春風亭昇太独演会「オレスタイルvol.1」

2004年3月19日(金)19:00開演(21:15終演)、HEP HALL、前売2,500円

ABCの落語会で「宴会の花道」を聴いて以来、も一回、昇太体験がしたいと思い続けて、はや数年経過。東京での人気を聞いていたのでどんなに混雑しているか恐れながら開演直前にホールに入ると、まだまだ空席があって、拍子抜け。かくも落語界の東西事情は異なるのだなぁー。
まずは普段着で登場して、「ラスト・サムライ」を見に来ているカップルの会話(終わった後、「死にてー!」と感極まる男、女「何だか良く分からなかったんだけど、掛け声が良かった」に「良かったよねー」と同調する男)等を30分ほどおしゃべり。このウォーミングアップで、場内、かなりくつろぎました。
一端引っ込んで着替えている間「花嫁」がかかり、出囃子のCDを忘れてと言って、洋楽で再登場。オレンジのフレームの眼鏡に、オレンジ色の着物で、まずは古典「つぼ算」。

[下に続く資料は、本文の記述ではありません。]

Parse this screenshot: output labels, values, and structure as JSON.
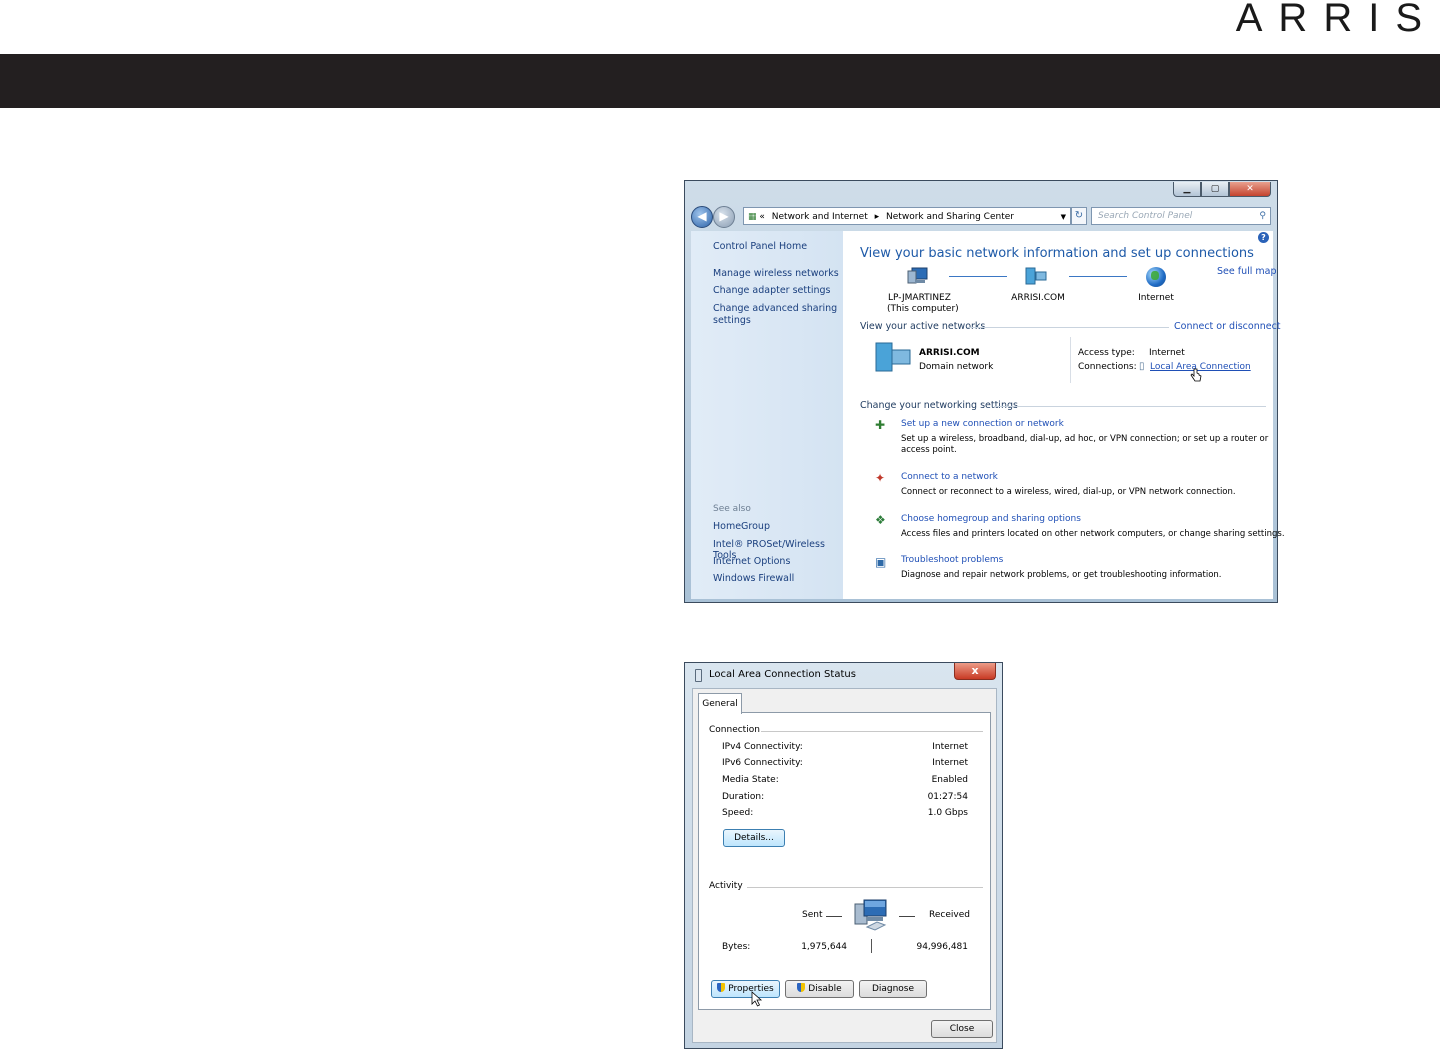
{
  "header": {
    "brand": "ARRIS",
    "brand_color": "#1a1a1a",
    "bar_color": "#231f20"
  },
  "nsc": {
    "address": {
      "prefix": "«",
      "crumb1": "Network and Internet",
      "sep": "▸",
      "crumb2": "Network and Sharing Center"
    },
    "search_placeholder": "Search Control Panel",
    "left": {
      "home": "Control Panel Home",
      "links": [
        "Manage wireless networks",
        "Change adapter settings",
        "Change advanced sharing",
        "settings"
      ],
      "see_also": "See also",
      "see_also_links": [
        "HomeGroup",
        "Intel® PROSet/Wireless Tools",
        "Internet Options",
        "Windows Firewall"
      ]
    },
    "main": {
      "heading": "View your basic network information and set up connections",
      "see_full_map": "See full map",
      "map": [
        {
          "name": "LP-JMARTINEZ",
          "sub": "(This computer)"
        },
        {
          "name": "ARRISI.COM",
          "sub": ""
        },
        {
          "name": "Internet",
          "sub": ""
        }
      ],
      "active_networks": "View your active networks",
      "connect_disconnect": "Connect or disconnect",
      "network_name": "ARRISI.COM",
      "network_type": "Domain network",
      "access_type_label": "Access type:",
      "access_type_value": "Internet",
      "connections_label": "Connections:",
      "connections_value": "Local Area Connection",
      "change_settings": "Change your networking settings",
      "tasks": [
        {
          "title": "Set up a new connection or network",
          "desc": "Set up a wireless, broadband, dial-up, ad hoc, or VPN connection; or set up a router or",
          "desc2": "access point."
        },
        {
          "title": "Connect to a network",
          "desc": "Connect or reconnect to a wireless, wired, dial-up, or VPN network connection.",
          "desc2": ""
        },
        {
          "title": "Choose homegroup and sharing options",
          "desc": "Access files and printers located on other network computers, or change sharing settings.",
          "desc2": ""
        },
        {
          "title": "Troubleshoot problems",
          "desc": "Diagnose and repair network problems, or get troubleshooting information.",
          "desc2": ""
        }
      ]
    }
  },
  "status": {
    "title": "Local Area Connection Status",
    "close_glyph": "x",
    "tab": "General",
    "connection_label": "Connection",
    "rows": [
      {
        "label": "IPv4 Connectivity:",
        "value": "Internet"
      },
      {
        "label": "IPv6 Connectivity:",
        "value": "Internet"
      },
      {
        "label": "Media State:",
        "value": "Enabled"
      },
      {
        "label": "Duration:",
        "value": "01:27:54"
      },
      {
        "label": "Speed:",
        "value": "1.0 Gbps"
      }
    ],
    "details_button": "Details...",
    "activity_label": "Activity",
    "sent_label": "Sent",
    "received_label": "Received",
    "bytes_label": "Bytes:",
    "bytes_sent": "1,975,644",
    "bytes_received": "94,996,481",
    "buttons": {
      "properties": "Properties",
      "disable": "Disable",
      "diagnose": "Diagnose",
      "close": "Close"
    }
  }
}
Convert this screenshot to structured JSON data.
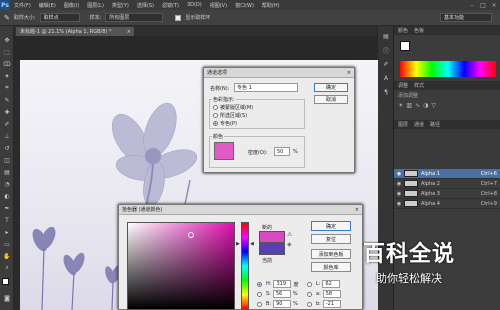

ゲストの都丸は、うーん、酔っ払いが可愛くない!ほんとにイヤな奴なんだもん、ちょっとしんどかった。「時うどん」とか、こういう畳み掛けるような噺は、登場人物に愛らしさがないと、聴いてるのがツライ。師匠のざこばに似た、同じ台詞を繰り返す芸風が、うまく作用してなかった。
ちょっと長い中入の後、今度は新作で「人生が二度あれば」。水色の着物も似合っている。松ぼっくりを齧ってタイムスリップする老人の話。頭の弱そうな「松の精」、笑った。老人が走ってるところ、子供に戻って意味もなく棒っきれを振り回して雑草をなぎ倒しながらはしゃぐところ、中腰になってむちゃくちゃしてるとき、特にすごいパワー。
落語のことを「ぼんやりした人が出てきて、ぼんやりした状態になって、ぼんやりしたまま、ぼんやり終わる」と説明していた。この独演会も、何となくぼんやりした感じで、「すっごい良かった!!」と思わず飲みに繰り出すような感想はないけれど、こんな調子でぼんやり続けていってほしいです。